NAME
PDF::OCR2 - extract all text and all image ocr from pdf
SYNOPSIS
use PDF::OCR2;
my $p = PDF::OCR2->new('./path/to/file.pdf');
my $text_all = $p->text;
my @text_pages = $p->text;
my $page_object = $p->page(1);
DESCRIPTION
This is meant to replace PDF::OCR. The backend complexity of this process has been isolated in modules:
PDF::GetImages
PDF::Burst
Image::OCR::Tesseract
PDF::OCR2::Pages - in this distro.
Why not just modify PDF::OCR?? This is such a massive breakdown of code hierachy and interdependency, and such a different interface, that this made more sense. PDF::OCR was ok. But it was messy and really, after some discussion- this is a lot better.
METHODS
new()
Argument is path to pdf file. If there are errors opening the file, warns and returns undef.
See $PDF::OCR2::CHECK_PDF and $PDF::OCR2::REPAIR_XREF.
text()
Takes no argument. In scalar context, returns text of all pages, joined with a pagebreak \f character. In list context, returns text of pages one per element.
page()
Argument is page number (starting with 1) or abs path to temporary page file. Returns PDF::OCR2::Page object. Croaks if you ask for an invalid number.
pages_count()
Returns number of pages. Number of temporary files. Calls PDF::Burst.
CAVEATS
This only works on posix.
ERRORS
If Program dies
You call text() and you get a fatal. Loading a 'corrupt' pdf with PDF::API2 can trigger an error such as this;
Malformed xref in PDF file at /usr/lib/perl5/site_perl/5.8.8/PDF/API2/Basic/PDF/File.pm line 1198.
This happens because.. All pdfs are equal, but some pdfs are more equal than others. There's fifty kinds of pdf doc versions, etc. Sometimes the pdf is deemed to be corrupt by PDF::API2.
You can "fix" this problem with pdftk..
pdftk $in $out
But, this means modifying the original pdf, which is sketchy.
Maybe if the xref table is bad, we should run the operation on a repaired copy!
- Try using another burst method
-
If you have errors with PDF::API2 saying the pdf is corrupt, likely via PDF::Burst.. Then try this:
use PDF::OCR2; PDF::Burst::BURST_METHOD = 'CAM_PDF'; # and then... my $pdf = PDF::OCR2->new('./pathtofile.pdf'); print $pdf->text;
- Enable checking the pdf.
-
If you suspect the pdf is broken, or only want to run this on pdf docs that check ok with PDF::API2
use PDF::OCR2; $PDF::OCR2::CHECK_PDF = 1; # and then... my $pdf = PDF::OCR2->new('./pathtofile.pdf'); print $pdf->text;
This is not enabled by default because it is more expensive. Maybe it should be.
$PDF::OCR2::CHECK_PDF
By default this flag is on. We check the pdf with an eval to PDF::API2 to make sure the pdf does not have errors. This takes a small toll on performance. I suggest to leave it on.
$PDF::OCR2::REPAIR_XREF
By default this flag is off. If the pdf checks bad, we attempt to repair the pdf *to a copy of the file*- this file is put alongside the original and is named $filename_repaired_xref_table.pdf, once this is created, we check again.
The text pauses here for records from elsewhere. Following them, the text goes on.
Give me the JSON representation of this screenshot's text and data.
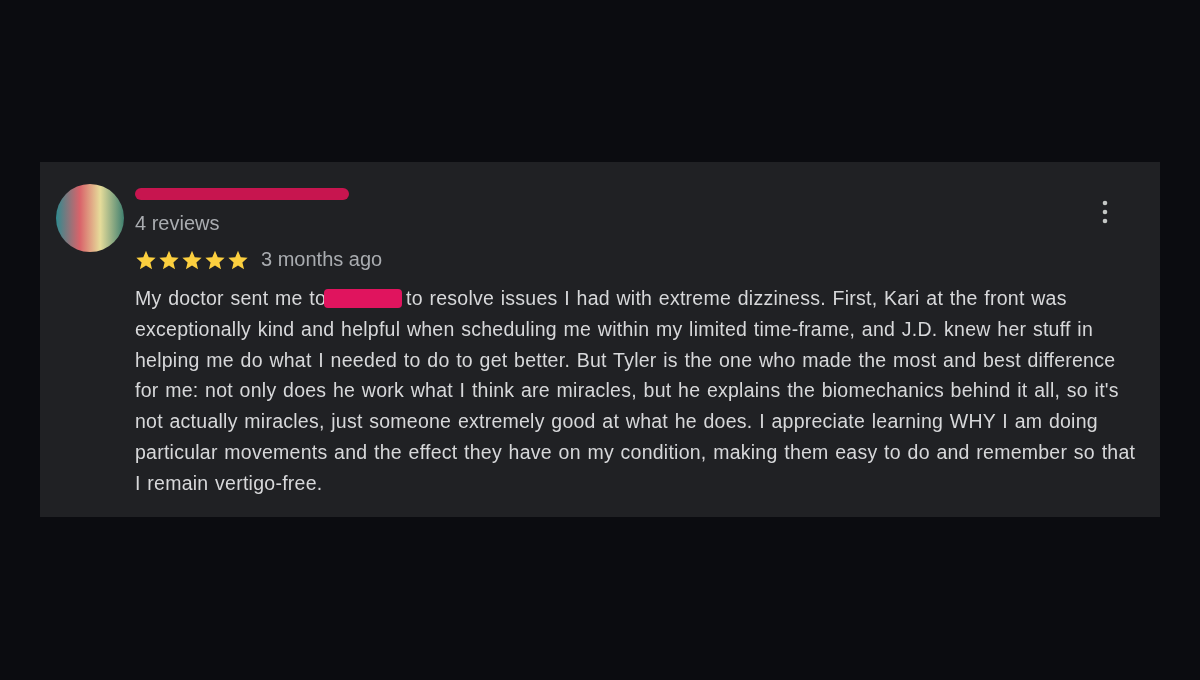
{
  "review": {
    "reviewer_count": "4 reviews",
    "stars": 5,
    "time": "3 months ago",
    "text_before": "My doctor sent me to",
    "text_after": "to resolve issues I had with extreme dizziness. First, Kari at the front was exceptionally kind and helpful when scheduling me within my limited time-frame, and J.D. knew her stuff in helping me do what I needed to do to get better. But Tyler is the one who made the most and best difference for me: not only does he work what I think are miracles, but he explains the biomechanics behind it all, so it's not actually miracles, just someone extremely good at what he does. I appreciate learning WHY I am doing particular movements and the effect they have on my condition, making them easy to do and remember so that I remain vertigo-free."
  }
}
So, if both CHECK_PDF and REPAIR_XREF flags are on;
1. the pdf is checked for correctness
2. if the pdf is bad, we attempt to fix to a copy of the file
3. if we can't make a fixed copy, we don't die, but warn and return undef
Thus, if check pdf fails, and repair xref flag is on, we are doing two evals, it could be argued this is expensive, and it is- but then- ocr is expensive, period.
CRIT AND SUGGESTIONS
The AUTHOR is open to any suggestions and requests.
SEE ALSO
PDF::Burst Split a pdf into pages.
PDF::GetImages Split a page into images.
PDF::OCR2::Page Part of this distro.
pdfcheck Included is a program that may be of use. It helps to check a pdf for problems, stats. Very alpha, useful though.
REPLACES
PDF::OCR - deprecated by this module.
AUTHOR
Leo Charre leocharre at cpan dot org
THANKS
These people have made useful inquiries, requests, critiques, code suggestions. Ultimately, they help develop this work.
COPYRIGHT
Copyright (c) 2009 Leo Charre. All rights reserved.
LICENSE
This package is free software; you can redistribute it and/or modify it under the same terms as Perl itself, i.e., under the terms of the "Artistic License" or the "GNU General Public License".
DISCLAIMER
This package is distributed in the hope that it will be useful, but WITHOUT ANY WARRANTY; without even the implied warranty of MERCHANTABILITY or FITNESS FOR A PARTICULAR PURPOSE.
See the "GNU General Public License" for more details.